THE ATTACK ON NUI BA DEN
MONDAY MAY 13, 1968
At this time, Special Forces members at base B-32 at Tay Ninh reported hearing explosions and seeing fire atop Nui Ba Den. From the radios of the SF’s Tay Ninh camp there came a request for “artillery to be brought in here fast” then the radio went silent. Other frequencies were tried by SF’s to no avail. It was at this time that the communications antenna was blown out by rocket propelled grenades or satchel charges.
Upon the initial mortar attack, personnel from bunkers that were manned open fired with automatic weapons. A soldier from bunker 12 just got guard duty and while starting down to bunker 15 received small arms fire so he returned fire. He checked bunker 13 and saw one soldier wounded and one dead. He reported seeing a force of fifteen VC proceeding to the helicopter pad carrying RPG’s. After the first five or six mortars landed on site, bunker 19 was destroyed by either rocket propelled grenades or mortars from the ravine below bunkers 18 and 19. Bunker 19 faced north between the mess hall and the helicopter pad. With bunker 19 out of action the enemy moved up the ravine completely hidden from bunkers 18 and 20. There was tear gas that came over bunker 20 as bunker 19 burnt. The US personnel moved from bunker 18 to 20 and 2 soldiers were in bunker 20 attempting to operate the radio. The main enemy force advanced past the perimeter and split into two sections. Some American soldiers moved from bunker 19 to hide in the rocks behind the Enlisted Men’s club. The larger enemy force moved east to the helicopter pad where they set up a command post with two radios and a mortar team. The smaller enemy force moved further east to bunker 17 then continued south, then west to bunker 13. This secured the bunkers around the helicopter pad. The enemy met automatic fire at bunker 16 and afterwards the US personnel moved south to hide in some rocks in the vicinity of bunker 15. The personnel in bunker 14, west of bunker 15, tried to open fire on the helicopter pad but were unable to swing the .50mm caliber around to the rear, which was north. The US personnel in bunker 14 had no M-79’s and insufficient M-16 ammunition to initiate and return fire as a RPG had destroyed most of the M-16 ammunition. These US personnel then left bunker 14 through the gun port and sought safety outside the camps perimeter in the rocks. The sound of Vietnamese voices chattering and screaming could be heard.

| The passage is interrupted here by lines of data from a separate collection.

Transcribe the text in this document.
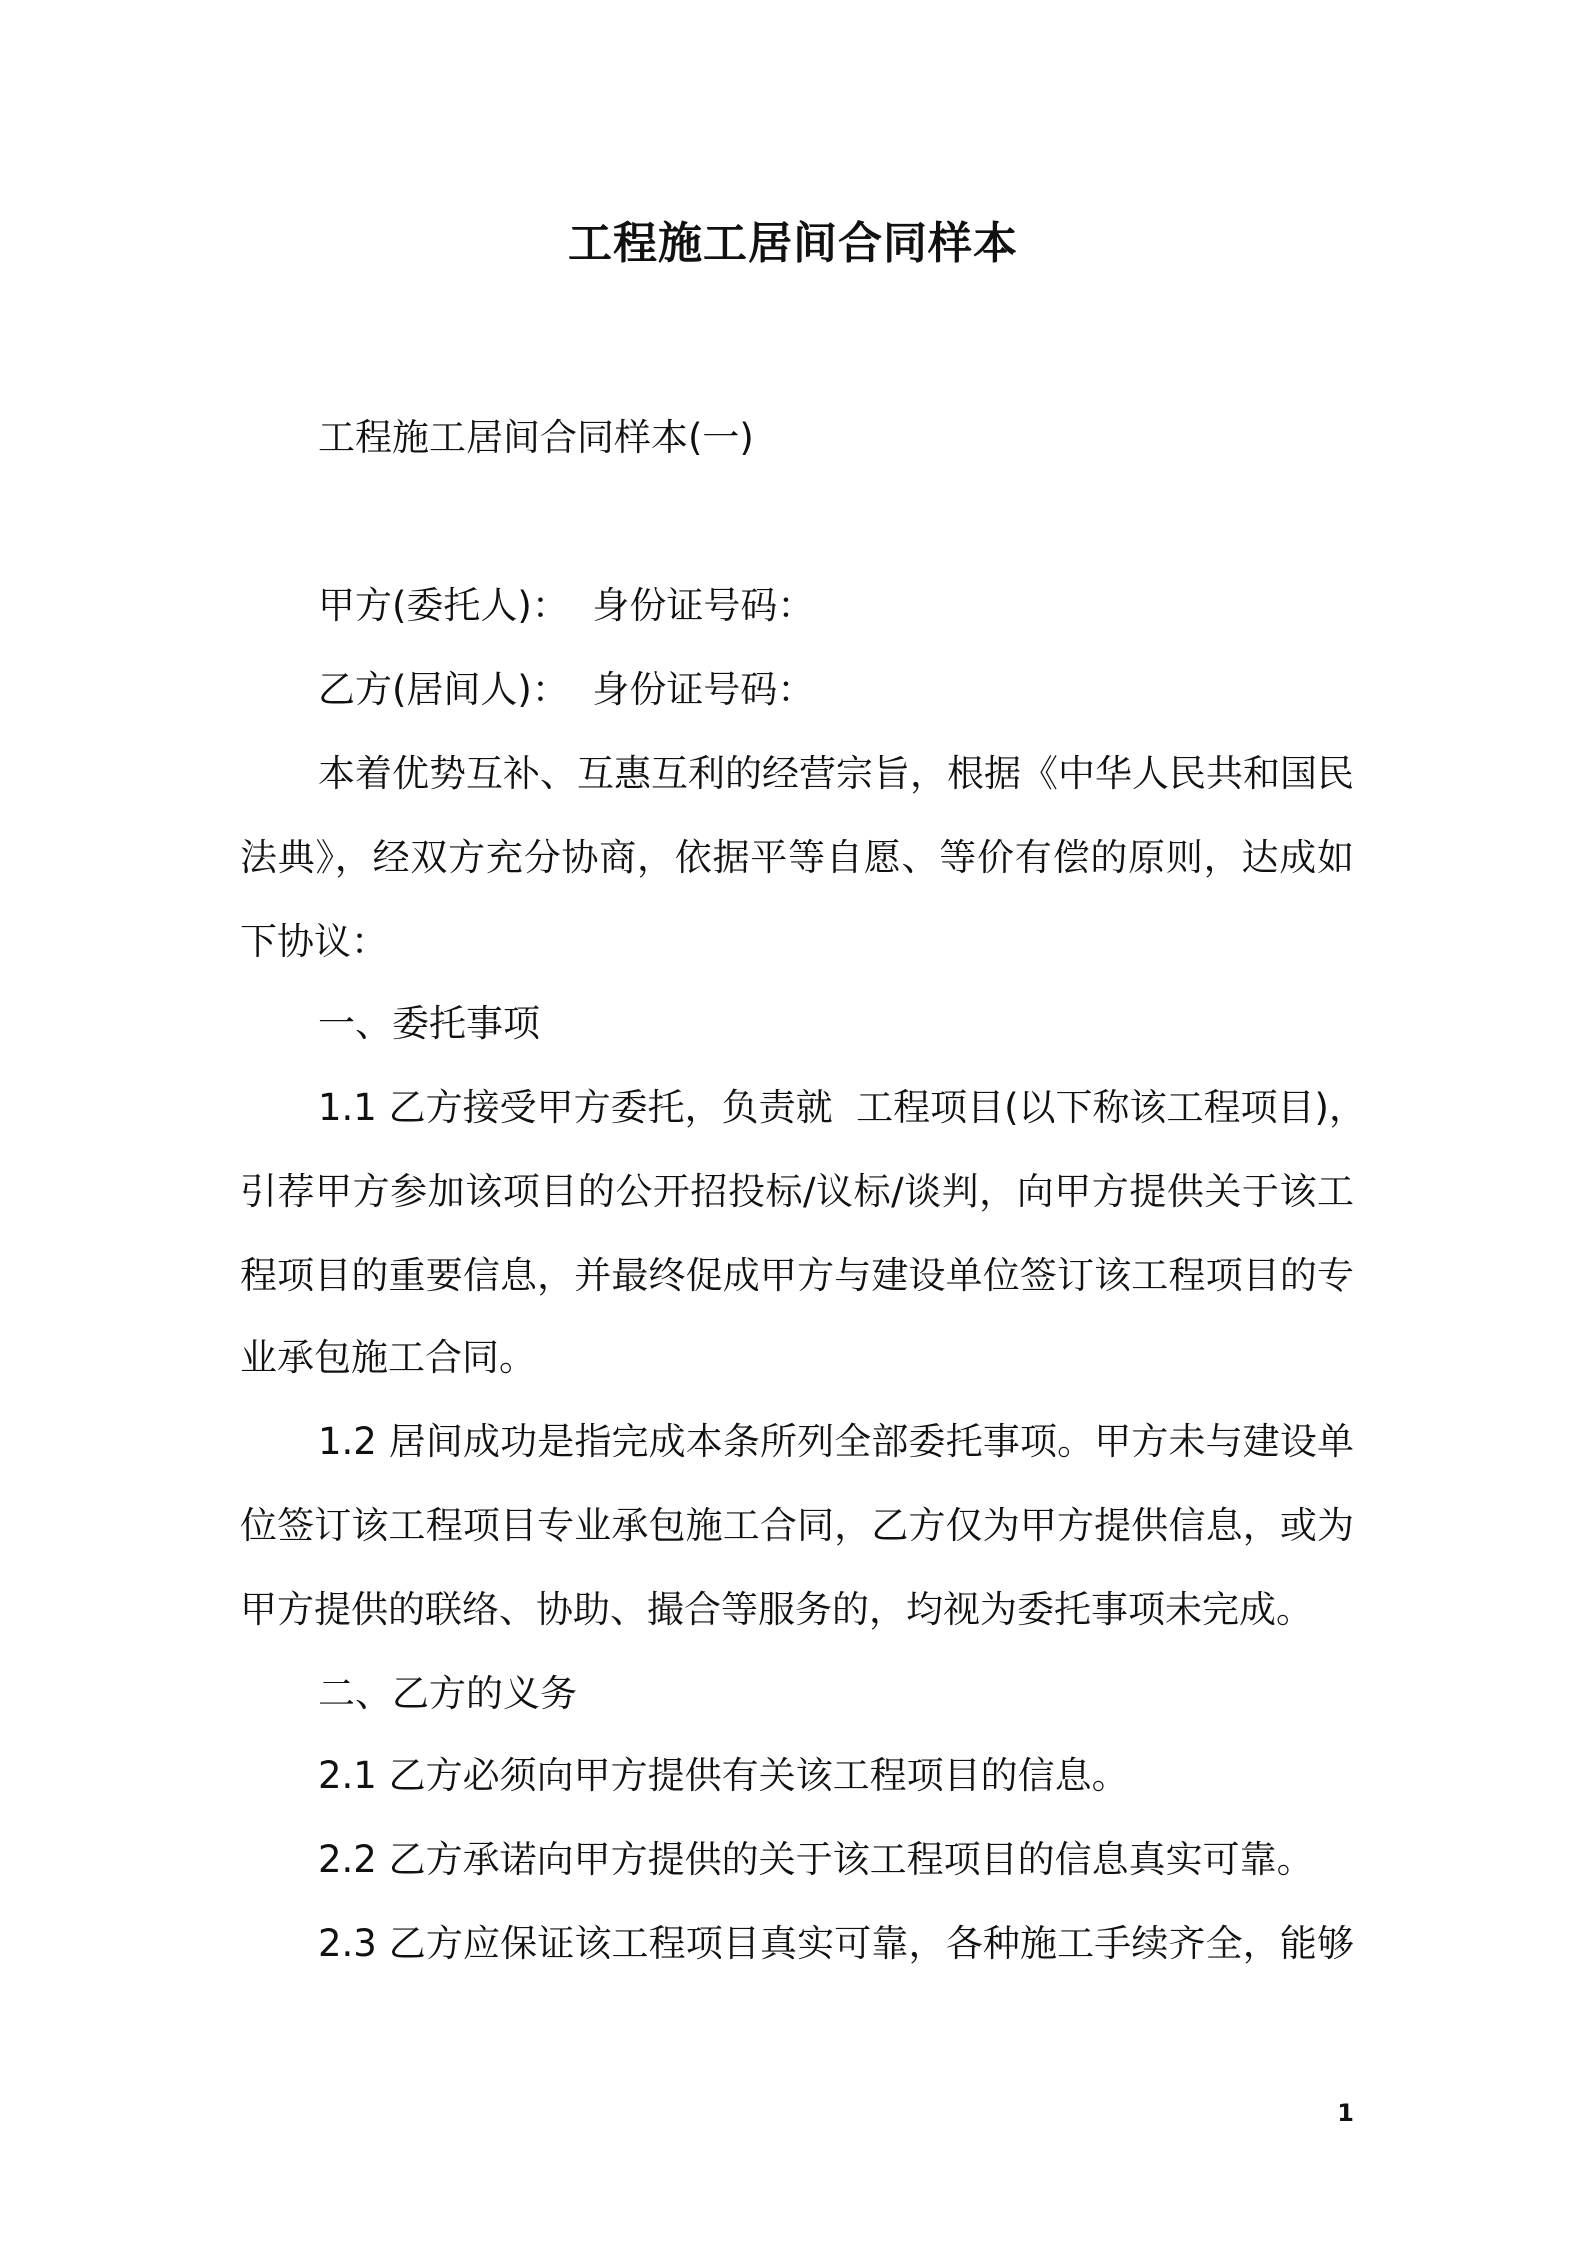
工程施工居间合同样本
工程施工居间合同样本(一)
甲方(委托人)：  身份证号码：
乙方(居间人)：  身份证号码：
本着优势互补、互惠互利的经营宗旨，根据《中华人民共和国民
法典》，经双方充分协商，依据平等自愿、等价有偿的原则，达成如
下协议：
一、委托事项
1.1 乙方接受甲方委托，负责就  工程项目(以下称该工程项目)，
引荐甲方参加该项目的公开招投标/议标/谈判，向甲方提供关于该工
程项目的重要信息，并最终促成甲方与建设单位签订该工程项目的专
业承包施工合同。
1.2 居间成功是指完成本条所列全部委托事项。甲方未与建设单
位签订该工程项目专业承包施工合同，乙方仅为甲方提供信息，或为
甲方提供的联络、协助、撮合等服务的，均视为委托事项未完成。
二、乙方的义务
2.1 乙方必须向甲方提供有关该工程项目的信息。
2.2 乙方承诺向甲方提供的关于该工程项目的信息真实可靠。
2.3 乙方应保证该工程项目真实可靠，各种施工手续齐全，能够
1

At the same time, an enemy force of between 15 and 20 penetrated the west slope between bunker 7 and the remains of bunker 8 which was burning from RPG’s. There were US personnel in bunker 7 that attempted to stop this advancement but after a courageous attempt were knocked unconscious by a hand grenade. The soldiers later gained consciousness when it started to rain at about 0230 hours and joined other soldiers in the burnt out bunker 8. The personnel in bunker 8 did not open fire. The enemy moved uphill eastward toward the pagoda at the top of the mountain blowing up the generator on the way. Upon reaching the top the enemy spread out and placed satchel charges in the operations building and the officer’s quarters. All the US personnel in the pagoda locked themselves inside and were not confronted by the enemy. All the VHF antennas on the pagoda were destroyed by satchel charges.

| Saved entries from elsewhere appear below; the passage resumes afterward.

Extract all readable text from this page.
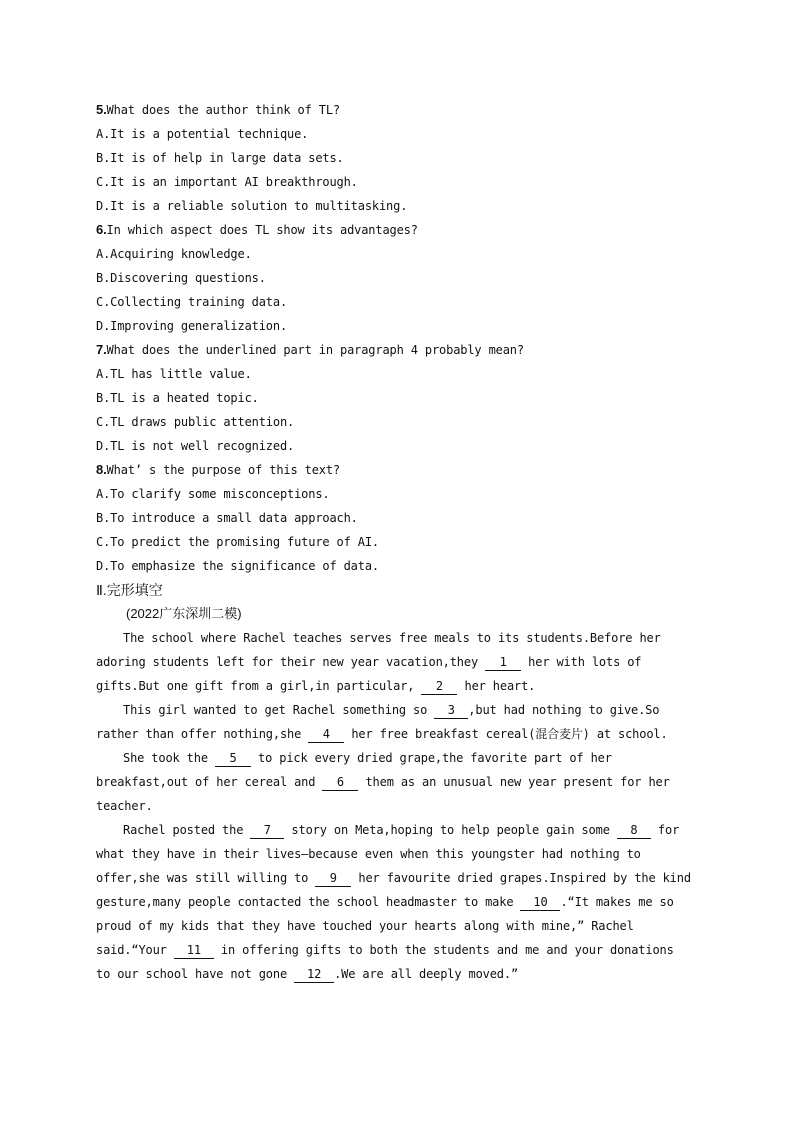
5.What does the author think of TL?
A.It is a potential technique.
B.It is of help in large data sets.
C.It is an important AI breakthrough.
D.It is a reliable solution to multitasking.
6.In which aspect does TL show its advantages?
A.Acquiring knowledge.
B.Discovering questions.
C.Collecting training data.
D.Improving generalization.
7.What does the underlined part in paragraph 4 probably mean?
A.TL has little value.
B.TL is a heated topic.
C.TL draws public attention.
D.TL is not well recognized.
8.What’ s the purpose of this text?
A.To clarify some misconceptions.
B.To introduce a small data approach.
C.To predict the promising future of AI.
D.To emphasize the significance of data.
Ⅱ.完形填空
(2022广东深圳二模)
The school where Rachel teaches serves free meals to its students.Before her
adoring students left for their new year vacation,they 1 her with lots of
gifts.But one gift from a girl,in particular, 2 her heart.
This girl wanted to get Rachel something so 3 ,but had nothing to give.So
rather than offer nothing,she 4 her free breakfast cereal(混合麦片) at school.
She took the 5 to pick every dried grape,the favorite part of her
breakfast,out of her cereal and 6 them as an unusual new year present for her
teacher.
Rachel posted the 7 story on Meta,hoping to help people gain some 8 for
what they have in their lives—because even when this youngster had nothing to
offer,she was still willing to 9 her favourite dried grapes.Inspired by the kind
gesture,many people contacted the school headmaster to make 10 .“It makes me so
proud of my kids that they have touched your hearts along with mine,” Rachel
said.“Your 11 in offering gifts to both the students and me and your donations
to our school have not gone 12 .We are all deeply moved.”
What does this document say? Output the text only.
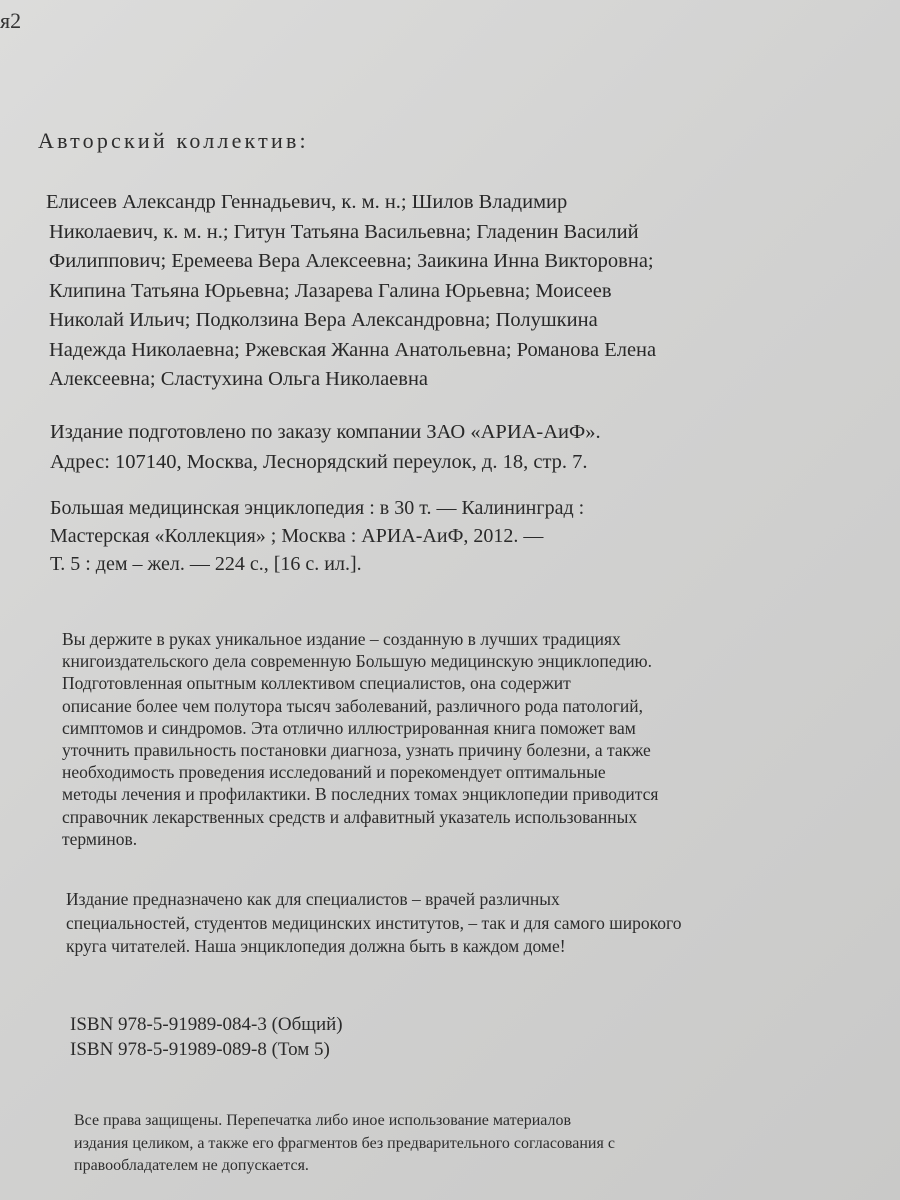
я2
Авторский коллектив:
Елисеев Александр Геннадьевич, к. м. н.; Шилов Владимир
Николаевич, к. м. н.; Гитун Татьяна Васильевна; Гладенин Василий
Филиппович; Еремеева Вера Алексеевна; Заикина Инна Викторовна;
Клипина Татьяна Юрьевна; Лазарева Галина Юрьевна; Моисеев
Николай Ильич; Подколзина Вера Александровна; Полушкина
Надежда Николаевна; Ржевская Жанна Анатольевна; Романова Елена
Алексеевна; Сластухина Ольга Николаевна
Издание подготовлено по заказу компании ЗАО «АРИА-АиФ».
Адрес: 107140, Москва, Леснорядский переулок, д. 18, стр. 7.
Большая медицинская энциклопедия : в 30 т. — Калининград :
Мастерская «Коллекция» ; Москва : АРИА-АиФ, 2012. —
Т. 5 : дем – жел. — 224 с., [16 с. ил.].
Вы держите в руках уникальное издание – созданную в лучших традициях
книгоиздательского дела современную Большую медицинскую энциклопедию.
Подготовленная опытным коллективом специалистов, она содержит
описание более чем полутора тысяч заболеваний, различного рода патологий,
симптомов и синдромов. Эта отлично иллюстрированная книга поможет вам
уточнить правильность постановки диагноза, узнать причину болезни, а также
необходимость проведения исследований и порекомендует оптимальные
методы лечения и профилактики. В последних томах энциклопедии приводится
справочник лекарственных средств и алфавитный указатель использованных
терминов.
Издание предназначено как для специалистов – врачей различных
специальностей, студентов медицинских институтов, – так и для самого широкого
круга читателей. Наша энциклопедия должна быть в каждом доме!
ISBN 978-5-91989-084-3 (Общий)
ISBN 978-5-91989-089-8 (Том 5)
Все права защищены. Перепечатка либо иное использование материалов
издания целиком, а также его фрагментов без предварительного согласования с
правообладателем не допускается.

Another small enemy force penetrated the perimeter on the North Slope near bunker 2, west of the reservoir. They continued up the hill to the summit where they joined the force that penetrated the perimeter from between bunkers 7 and 8. During this time bunker 1 detected movement to their front and opened fire with the M-79. This drew enemy fire from the rear and the personnel evacuated through the front window and went east to bunker 20, near the reservoir where they remained through out the night. Two soldiers who were in bunker 5 and opened fire with an M79, M16 and claymores. Both soldiers stayed in bunker 5 all night.
Special Forces had two soldiers in bunker 1, one manned the machine gun while the other tried to radio for help. Also in the bunker were two CIDG’s, one was wounded when a mortar or RPG blew a hole in the roof. The SF’s mascot dog died of gun fire. The butane tank for the stove was punctured and this started the bunker on fire. The SF’s personnel could hear the VC talking. At this time SF’s left the bunker and went down the mountain a bit and used a short antenna radio to contact Det B but could not for they were on the north side of the mountain. They tried different radio frequencies and after about 30 minutes communicated with Katum. The radio operator was told to go to frequency 68.00. On this frequency they heard from the S-3 of the 25th ID, 1st Brigade that spookys were on their way for assistance. The SF’s soldiers who went down the mountain side a bit heard the other soldiers who were in the rocks near the reservoir and moved to their location. Upon arriving, SF’s secured the reservoir perimeter and there were about 20 Americans assembled there. There were only 5 weapons among them and most of the men were not fully clothed, some only had shorts and no boots on. Some were wounded.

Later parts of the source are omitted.